Не скрывая происхождения своего из беднейшего класса, без
гордости и унижения себя, я, как только помню, вел постоянно жизнь ровную, не
суясь резко вперед и не отставая от добрых и образованных людей, сколько силы и
способности позволяли. Я думаю, вся тайна успехов моей жизни заключается в
Промысле Божьем, в наставлениях бедной моей матери, идти по честному пути жизни
и, главное, в примерах хороших, встречавшихся мне, людей.
По внутреннему душевному расположению, я постоянно старался
усвоить хорошую, а не дурную сторону жизни. Хорошие примеры во мне возбуждали
желание также сделаться хорошим. Кроме страха взыскания человеческого за
проступки и грехи свои, постоянно я боялся кары небесной. При строгости наблюдения
за собой, я на опыте убедился, что всякое дурное дело тяжело отзывалось на душе
моей. После искренней молитвы, Богу приносимой, и после всякого доброго дела,
на сердце и душе ложился ка-кой-то отпечаток тихого, внутреннего спокойствия.
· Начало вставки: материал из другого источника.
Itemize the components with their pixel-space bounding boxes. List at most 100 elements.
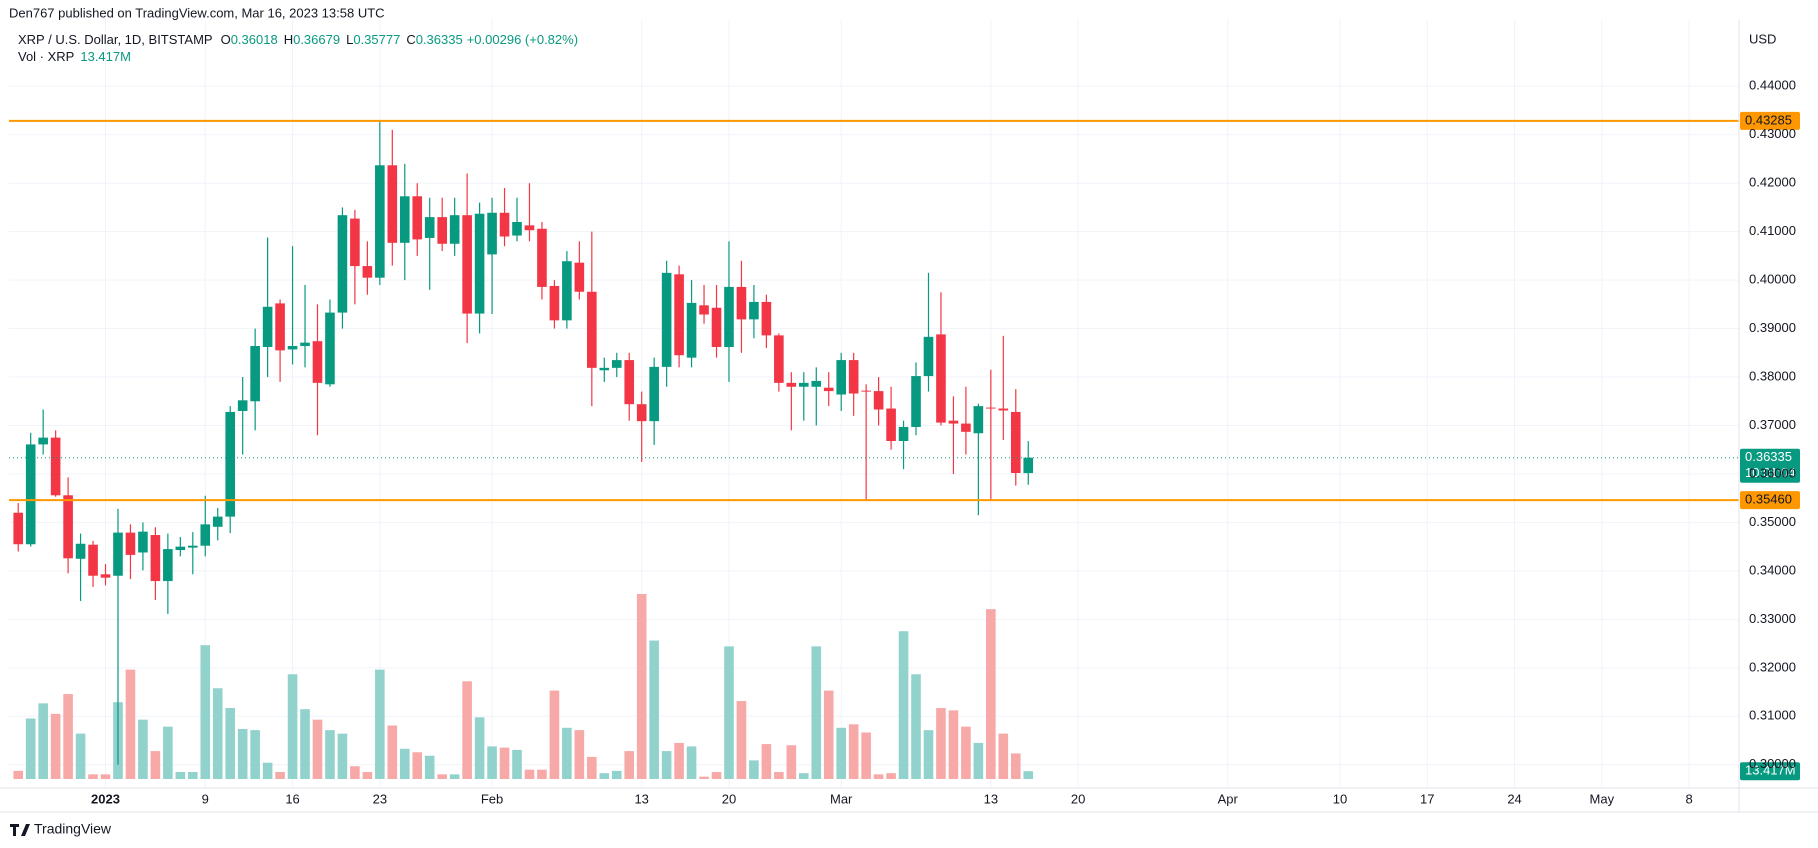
- level-label: 0.43285: [1745, 112, 1792, 127]
- y-tick-label: 0.31000: [1749, 708, 1796, 723]
- candle-body: [462, 215, 472, 314]
- volume-bar: [212, 688, 223, 779]
- x-tick-label: 8: [1686, 791, 1693, 806]
- candle-body: [986, 407, 996, 409]
- x-tick-label: 23: [373, 791, 387, 806]
- volume-bar: [761, 744, 772, 779]
- candle-body: [387, 165, 398, 243]
- candle-body: [749, 301, 759, 320]
- candle-body: [88, 544, 98, 576]
- candle-body: [113, 532, 123, 576]
- y-tick-label: 0.40000: [1749, 272, 1796, 287]
- y-tick-label: 0.33000: [1749, 611, 1796, 626]
- volume-bar: [350, 766, 360, 779]
- x-tick-label: 9: [202, 791, 209, 806]
- volume-bar: [25, 718, 36, 779]
- volume-legend: Vol · XRP 13.417M: [18, 49, 131, 64]
- candle-body: [212, 516, 223, 527]
- volume-bar: [13, 770, 24, 779]
- candle-body: [412, 196, 423, 240]
- volume-bar: [674, 742, 684, 779]
- candle-body: [836, 360, 847, 395]
- volume-bar: [387, 725, 398, 779]
- candle-body: [300, 342, 310, 347]
- candle-body: [761, 301, 772, 336]
- currency-label: USD: [1749, 31, 1776, 46]
- volume-bar: [424, 755, 435, 779]
- volume-bar: [50, 713, 61, 779]
- volume-pane: [13, 594, 1034, 779]
- candle-body: [948, 420, 959, 424]
- candle-body: [337, 215, 348, 313]
- candle-body: [312, 341, 323, 383]
- volume-bar: [312, 719, 323, 779]
- volume-axis-label: 13.417M: [1745, 763, 1796, 778]
- volume-bar: [362, 772, 373, 779]
- candle-body: [325, 312, 335, 385]
- candle-body: [574, 262, 585, 292]
- volume-bar: [998, 733, 1009, 779]
- y-tick-label: 0.34000: [1749, 562, 1796, 577]
- volume-bar: [711, 772, 722, 779]
- volume-bar: [736, 701, 747, 779]
- volume-bar: [774, 772, 784, 779]
- countdown: 10:01:04: [1745, 465, 1796, 480]
- level-label-box: [1740, 491, 1800, 510]
- volume-bar: [237, 728, 248, 779]
- candle-body: [599, 367, 610, 371]
- volume-bar: [661, 751, 672, 779]
- volume-bar: [624, 751, 635, 779]
- x-tick-label: 20: [722, 791, 736, 806]
- volume-bar: [325, 730, 335, 779]
- logo-text: TradingView: [34, 821, 112, 837]
- y-tick-label: 0.43000: [1749, 126, 1796, 141]
- volume-bar: [138, 719, 148, 779]
- level-label: 0.35460: [1745, 492, 1792, 507]
- candle-body: [474, 213, 485, 314]
- volume-bar: [811, 646, 822, 779]
- volume-bar: [100, 774, 111, 779]
- volume-bar: [175, 772, 186, 779]
- volume-bar: [537, 769, 547, 779]
- candle-body: [75, 543, 86, 559]
- candle-body: [250, 346, 260, 402]
- volume-bar: [587, 756, 597, 779]
- x-tick-label: 16: [285, 791, 299, 806]
- volume-bar: [823, 690, 834, 779]
- volume-bar: [38, 703, 48, 779]
- x-tick-label: Mar: [830, 791, 853, 806]
- volume-bar: [599, 773, 610, 779]
- ohlc-value: 0.35777: [353, 32, 400, 47]
- volume-bar: [1023, 771, 1034, 779]
- candle-body: [873, 391, 884, 410]
- candles: [13, 120, 1034, 765]
- candle-body: [923, 336, 934, 377]
- volume-bar: [250, 730, 260, 779]
- volume-bar: [923, 730, 934, 779]
- candle-body: [512, 221, 522, 236]
- candle-body: [823, 387, 834, 392]
- volume-bar: [200, 645, 211, 779]
- volume-bar: [399, 748, 410, 779]
- candle-body: [649, 366, 659, 422]
- candle-body: [437, 217, 447, 244]
- y-tick-label: 0.32000: [1749, 659, 1796, 674]
- candle-body: [786, 382, 797, 387]
- candle-body: [200, 524, 211, 546]
- candle-body: [38, 437, 48, 445]
- y-tick-label: 0.36000: [1749, 465, 1796, 480]
- ohlc-value: 0.36335: [416, 32, 463, 47]
- volume-bar: [699, 776, 709, 779]
- volume-bar: [275, 772, 285, 779]
- y-tick-label: 0.37000: [1749, 417, 1796, 432]
- ohlc-key: C: [406, 32, 415, 47]
- candle-body: [449, 215, 460, 244]
- volume-bar: [262, 762, 273, 779]
- volume-bar: [75, 733, 86, 779]
- x-tick-label: 13: [984, 791, 998, 806]
- volume-bar: [300, 709, 310, 779]
- x-tick-label: 17: [1420, 791, 1434, 806]
- volume-bar: [948, 710, 959, 779]
- candle-body: [175, 546, 186, 551]
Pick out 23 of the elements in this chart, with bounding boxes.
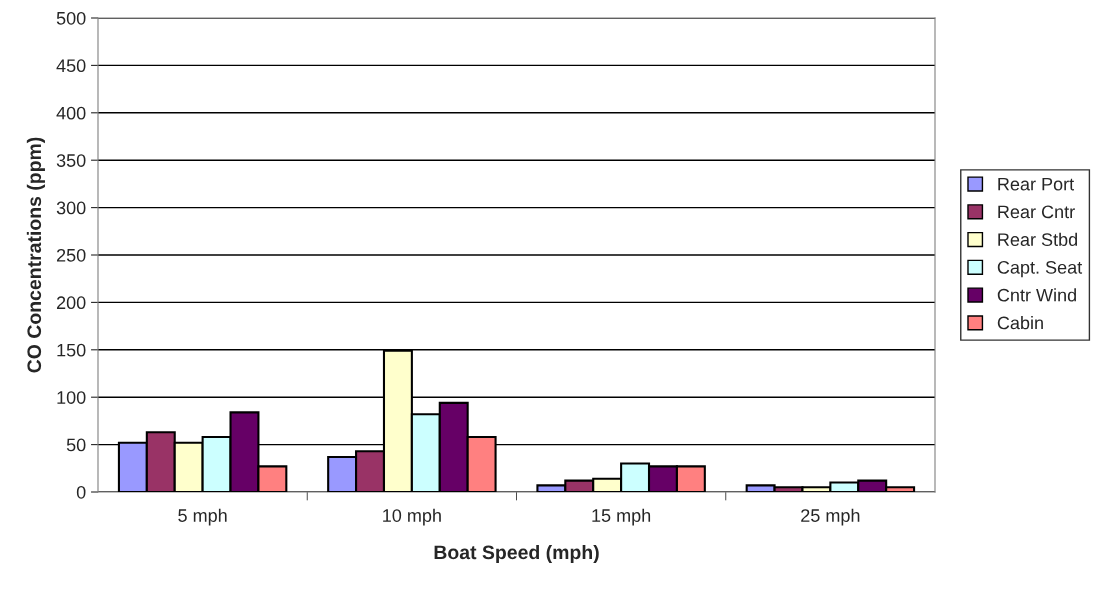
legend-label: Cntr Wind: [997, 288, 1076, 302]
x-tick-label: 25 mph: [801, 508, 860, 526]
y-tick-label: 200: [56, 296, 86, 310]
y-tick-label: 0: [76, 485, 86, 499]
x-tick-label: 15 mph: [592, 508, 651, 526]
y-tick-label: 50: [66, 438, 86, 452]
y-tick-label: 300: [56, 201, 86, 215]
legend-label: Capt. Seat: [997, 260, 1083, 278]
legend-label: Rear Port: [998, 177, 1075, 191]
y-tick-label: 400: [56, 106, 86, 120]
y-tick-label: 350: [56, 154, 86, 167]
y-tick-label: 100: [57, 391, 86, 404]
x-tick-label: 10 mph: [383, 508, 441, 526]
legend-label: Rear Cntr: [998, 205, 1075, 219]
y-axis-title: CO Concentrations (ppm): [26, 137, 45, 373]
x-axis-title: Boat Speed (mph): [434, 544, 599, 564]
x-tick-label: 5 mph: [178, 508, 227, 526]
y-tick-label: 450: [56, 59, 86, 73]
legend-label: Rear Stbd: [998, 232, 1078, 247]
y-tick-label: 500: [56, 11, 86, 25]
legend-label: Cabin: [997, 316, 1043, 330]
y-tick-label: 150: [57, 343, 86, 357]
y-tick-label: 250: [56, 248, 86, 262]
Без фатализма верую, что Бог существует, верую в будущую
жизнь, верую, что добрые дела награждаются, а дурные наказуются, верую,
наконец, что православная христианская религия, при чистоте ее учения, ведет
каждого истинно верующего к лучшей на земле жизни и к спасению души в будущей.
При таких убеждениях долгая моя жизнь текла, поучая меня на
каждом шагу. Всю жизнь я учился и теперь учиться не перестаю, хоть одною ногою
готовлюсь ступить в могилу. Такое-то непрерывное учение повело меня и к тому,
чтоб попробовать силы свои и на литературном поприще.
(Григорий Николаевич Александров умер летом 1881 года,
состоя на службе в московском лефортовском дворце начальником военного архива).